Okay, so that’s a lot of flowery language and explanation that proves I’m a pretentious etymology nerd. But if you hire or work with me, what will I actually be doing? What does my day to day look like?

I work best in the overlap between three areas: Strategy, Management, and Execution.

There are people who do things, and there are people who organize the doing of things, and then there are people who come up with the things that should be done. The first, the doing things, is called execution; the second, the organization of the execution, is called management; and the third, the coming up with what to do, is called strategy.

I am an oddball in my domain, a hybrid; I am not just comfortable sitting in each place, I prefer to sit in a place where I can provide a voice and contribution into all three pipelines. I have been called a “universal infielder” and “creative translator” at different times by different coworkers.


Strategy


As I mentioned above, marketing is all about exchanges: And the things about exchanges is that usually, they can be measured.

Sometimes, it’s measuring impact on revenue, the exchange of money for goods or services:

avg. CPL/CR * P$

(average cost per lead divided by average close rate, multiplied by average profit from sale gives you attributable revenue from marketing)

Other times, its measuring more abstract impact – amount of eyeballs reached, amount of attention, quality of attention; measuring the exchange of attention for value in content.

I’ve worked in a variety of markets and industries – eCommerce consumer goods, B2B services, healthcare, luxury goods – and while each comes with its own set of challenges, and the platforms and distribution networks change, two things don’t change:

Whatever you measure will define your strategy.
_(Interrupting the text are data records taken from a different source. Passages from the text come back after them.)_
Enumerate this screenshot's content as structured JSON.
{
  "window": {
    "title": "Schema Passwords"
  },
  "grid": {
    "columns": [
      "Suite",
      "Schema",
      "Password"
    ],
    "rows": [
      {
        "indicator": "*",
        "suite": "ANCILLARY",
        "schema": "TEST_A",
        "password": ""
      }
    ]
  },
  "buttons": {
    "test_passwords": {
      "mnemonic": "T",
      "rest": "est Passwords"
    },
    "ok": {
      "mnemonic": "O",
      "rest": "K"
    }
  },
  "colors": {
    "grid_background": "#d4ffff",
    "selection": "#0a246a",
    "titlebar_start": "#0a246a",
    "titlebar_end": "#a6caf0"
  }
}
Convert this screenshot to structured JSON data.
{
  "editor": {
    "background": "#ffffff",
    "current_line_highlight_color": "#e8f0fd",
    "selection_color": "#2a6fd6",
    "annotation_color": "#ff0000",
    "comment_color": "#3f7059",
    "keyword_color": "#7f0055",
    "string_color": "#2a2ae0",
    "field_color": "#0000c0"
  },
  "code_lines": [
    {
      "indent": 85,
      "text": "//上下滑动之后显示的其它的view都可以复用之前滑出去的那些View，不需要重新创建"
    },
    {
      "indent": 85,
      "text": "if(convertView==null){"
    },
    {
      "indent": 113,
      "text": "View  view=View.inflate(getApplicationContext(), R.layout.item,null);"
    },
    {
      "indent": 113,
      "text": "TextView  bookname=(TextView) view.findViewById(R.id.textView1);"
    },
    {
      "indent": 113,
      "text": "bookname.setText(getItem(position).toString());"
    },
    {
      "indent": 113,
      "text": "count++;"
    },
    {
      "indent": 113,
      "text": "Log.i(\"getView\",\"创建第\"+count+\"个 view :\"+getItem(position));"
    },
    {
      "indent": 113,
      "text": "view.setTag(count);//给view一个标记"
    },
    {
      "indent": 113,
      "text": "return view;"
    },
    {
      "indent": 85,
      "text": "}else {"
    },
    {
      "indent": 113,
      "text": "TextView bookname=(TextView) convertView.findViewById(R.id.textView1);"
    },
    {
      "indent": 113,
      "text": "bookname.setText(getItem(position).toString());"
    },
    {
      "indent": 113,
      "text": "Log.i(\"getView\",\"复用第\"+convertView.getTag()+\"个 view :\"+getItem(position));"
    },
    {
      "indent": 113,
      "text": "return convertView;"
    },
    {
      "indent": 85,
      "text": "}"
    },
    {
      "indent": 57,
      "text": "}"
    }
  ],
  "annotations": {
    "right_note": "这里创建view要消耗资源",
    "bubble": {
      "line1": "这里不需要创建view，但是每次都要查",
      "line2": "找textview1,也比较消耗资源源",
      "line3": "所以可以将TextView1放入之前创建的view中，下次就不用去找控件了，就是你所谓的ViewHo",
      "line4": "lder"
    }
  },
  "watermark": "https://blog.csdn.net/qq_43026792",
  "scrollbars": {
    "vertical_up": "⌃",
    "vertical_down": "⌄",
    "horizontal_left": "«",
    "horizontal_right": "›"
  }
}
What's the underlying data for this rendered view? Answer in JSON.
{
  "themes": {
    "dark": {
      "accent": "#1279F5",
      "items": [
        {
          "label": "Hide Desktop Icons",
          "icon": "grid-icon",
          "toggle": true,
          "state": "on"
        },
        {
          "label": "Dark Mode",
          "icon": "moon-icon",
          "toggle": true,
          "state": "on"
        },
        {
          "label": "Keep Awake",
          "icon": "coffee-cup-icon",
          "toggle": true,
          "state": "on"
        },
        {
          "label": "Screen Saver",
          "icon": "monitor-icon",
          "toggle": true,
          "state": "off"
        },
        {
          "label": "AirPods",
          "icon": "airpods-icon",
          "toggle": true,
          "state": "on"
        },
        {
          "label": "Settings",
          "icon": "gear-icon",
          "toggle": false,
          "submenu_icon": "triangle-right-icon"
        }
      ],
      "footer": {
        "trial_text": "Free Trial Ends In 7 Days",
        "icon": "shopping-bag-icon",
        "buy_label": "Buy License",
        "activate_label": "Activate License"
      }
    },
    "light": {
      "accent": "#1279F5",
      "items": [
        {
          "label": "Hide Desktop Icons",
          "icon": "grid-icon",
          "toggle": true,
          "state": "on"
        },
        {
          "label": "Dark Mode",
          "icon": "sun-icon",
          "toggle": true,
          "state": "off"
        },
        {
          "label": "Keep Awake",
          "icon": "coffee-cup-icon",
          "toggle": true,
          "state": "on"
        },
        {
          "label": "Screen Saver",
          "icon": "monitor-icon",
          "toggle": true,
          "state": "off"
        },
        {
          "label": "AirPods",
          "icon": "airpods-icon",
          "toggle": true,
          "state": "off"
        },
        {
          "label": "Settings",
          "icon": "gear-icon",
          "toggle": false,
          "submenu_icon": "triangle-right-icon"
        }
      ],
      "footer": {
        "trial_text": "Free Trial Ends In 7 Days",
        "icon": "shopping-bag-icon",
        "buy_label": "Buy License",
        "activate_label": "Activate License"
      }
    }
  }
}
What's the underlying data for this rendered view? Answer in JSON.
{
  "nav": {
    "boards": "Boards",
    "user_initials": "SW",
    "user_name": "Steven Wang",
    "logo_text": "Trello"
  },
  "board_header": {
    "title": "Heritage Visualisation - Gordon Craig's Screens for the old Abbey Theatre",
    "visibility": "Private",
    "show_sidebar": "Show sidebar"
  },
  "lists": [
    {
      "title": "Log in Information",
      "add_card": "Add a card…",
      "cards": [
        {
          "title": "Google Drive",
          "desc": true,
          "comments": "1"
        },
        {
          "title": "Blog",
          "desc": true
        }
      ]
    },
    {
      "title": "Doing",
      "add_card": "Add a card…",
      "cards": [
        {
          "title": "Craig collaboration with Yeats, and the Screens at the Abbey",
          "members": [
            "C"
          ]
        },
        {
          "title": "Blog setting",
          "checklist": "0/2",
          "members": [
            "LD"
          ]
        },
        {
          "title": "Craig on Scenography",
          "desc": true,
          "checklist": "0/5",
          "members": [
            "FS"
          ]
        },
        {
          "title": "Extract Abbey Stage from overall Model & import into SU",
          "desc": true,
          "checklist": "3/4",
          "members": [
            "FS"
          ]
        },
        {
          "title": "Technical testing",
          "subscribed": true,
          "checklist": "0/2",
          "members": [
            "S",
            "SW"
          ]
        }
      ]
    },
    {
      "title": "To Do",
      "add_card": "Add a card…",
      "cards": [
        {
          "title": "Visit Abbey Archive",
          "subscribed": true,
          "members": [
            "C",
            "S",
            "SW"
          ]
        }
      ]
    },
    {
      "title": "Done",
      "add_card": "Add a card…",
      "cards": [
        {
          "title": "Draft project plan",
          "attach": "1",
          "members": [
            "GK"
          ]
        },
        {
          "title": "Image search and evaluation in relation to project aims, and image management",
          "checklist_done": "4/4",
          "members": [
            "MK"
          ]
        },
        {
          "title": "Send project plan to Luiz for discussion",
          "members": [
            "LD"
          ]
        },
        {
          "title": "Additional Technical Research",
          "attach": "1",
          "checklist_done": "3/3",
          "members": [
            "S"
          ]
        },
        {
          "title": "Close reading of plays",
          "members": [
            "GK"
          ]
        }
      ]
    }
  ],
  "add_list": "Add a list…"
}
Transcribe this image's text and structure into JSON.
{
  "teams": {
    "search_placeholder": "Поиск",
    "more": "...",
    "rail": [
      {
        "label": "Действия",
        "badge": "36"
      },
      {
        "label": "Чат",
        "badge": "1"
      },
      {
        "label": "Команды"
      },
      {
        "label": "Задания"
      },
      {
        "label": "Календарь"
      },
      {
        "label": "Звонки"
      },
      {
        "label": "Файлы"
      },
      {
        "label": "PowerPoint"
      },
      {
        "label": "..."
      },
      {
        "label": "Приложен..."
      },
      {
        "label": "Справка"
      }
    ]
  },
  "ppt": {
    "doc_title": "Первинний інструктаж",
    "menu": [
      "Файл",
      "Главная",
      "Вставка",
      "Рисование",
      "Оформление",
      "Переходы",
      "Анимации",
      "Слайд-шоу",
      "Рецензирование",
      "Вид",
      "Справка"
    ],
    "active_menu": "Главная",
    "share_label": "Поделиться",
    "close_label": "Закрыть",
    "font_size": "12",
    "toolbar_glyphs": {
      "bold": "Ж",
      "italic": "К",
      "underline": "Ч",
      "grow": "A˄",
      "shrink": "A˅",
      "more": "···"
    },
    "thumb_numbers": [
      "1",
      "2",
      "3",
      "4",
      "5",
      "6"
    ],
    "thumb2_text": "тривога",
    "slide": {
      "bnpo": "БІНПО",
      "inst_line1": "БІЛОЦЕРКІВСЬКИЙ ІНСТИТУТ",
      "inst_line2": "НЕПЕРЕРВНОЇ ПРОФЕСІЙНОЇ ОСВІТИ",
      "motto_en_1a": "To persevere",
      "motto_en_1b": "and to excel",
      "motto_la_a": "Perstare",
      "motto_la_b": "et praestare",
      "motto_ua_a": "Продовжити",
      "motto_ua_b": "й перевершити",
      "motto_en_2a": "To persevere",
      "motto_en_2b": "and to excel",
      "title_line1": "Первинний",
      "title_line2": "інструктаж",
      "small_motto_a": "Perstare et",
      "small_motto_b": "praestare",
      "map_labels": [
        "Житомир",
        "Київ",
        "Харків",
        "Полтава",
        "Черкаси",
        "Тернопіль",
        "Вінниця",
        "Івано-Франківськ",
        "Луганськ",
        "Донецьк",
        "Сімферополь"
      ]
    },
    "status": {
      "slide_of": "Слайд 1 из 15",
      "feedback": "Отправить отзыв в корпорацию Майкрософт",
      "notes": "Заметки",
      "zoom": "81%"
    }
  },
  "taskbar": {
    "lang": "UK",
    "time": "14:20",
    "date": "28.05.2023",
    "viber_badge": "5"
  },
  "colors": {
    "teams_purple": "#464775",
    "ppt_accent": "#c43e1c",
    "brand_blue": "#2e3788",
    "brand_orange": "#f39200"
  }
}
Your strategy will define your outcomes.


Content strategy overlaps with, but is distinct from marketing. Marketing focuses on distribution, when the exchanges happen; but content focuses on communication and medium.

A content strategy is all about what you’re trying to communicate and to whom – the medium is the message.

This works hand in hand with marketing, but is far more elusive to measure – content strategy sits in between marketing and management, and in many ways is the intermediary between the two.

This part of the process is often overlooked, or confused and equivicated with marketing strategy. But content strategy should actually come before (or at least work in tandem with) marketing. Marketing presupposes a metric, and therefore, a medium and distribution plan; content strategy is how you understand the best medium and method to get your message to your audience.

In this way, content strategy is first inward focused: What are we trying to communicate, and to whom?

Then it moves outward: Where are the people I’m trying to reach?

Finally, it bridges between the two: What is the best platform and medium to bridge those two connections?


Management


It’s one thing to make a video, a podcast, brochure, or article; it’s another to make two. Once you make three, you need a process.

I’ve created processes for creative teams in many different industries and working in many different mediums. The goal is always the same: How to we reduce friction wherever possible, while maintaining flexibility where needed?

I’ve refined my process for creating processes over my decade long career into its own well oiled machine. This process is how I was able to bring the video output for an eCommerce company up to 10+ videos a week with a two person team; it’s how I was able to build a training video library for a tech startup that contained over 50 videos that required updating several times a year to match patch updates; and it’s how I’ve been able to create systems for lean creative teams that meet asset requests for half a dozen teams and departments on a day to day basis.


Once the strategy is done, the processes are developed, and the day to day continues, that’s where project and content management come into play.

This is very people oriented (understanding and communicating who has what strengths and skill sets, and who has what responsibilities) but also very maintenance oriented (making sure that people stick to the processes; file management, review processes, project execution, and everything in between).

This is where the processes are tested, and we learn when they work and where they may need to be improved.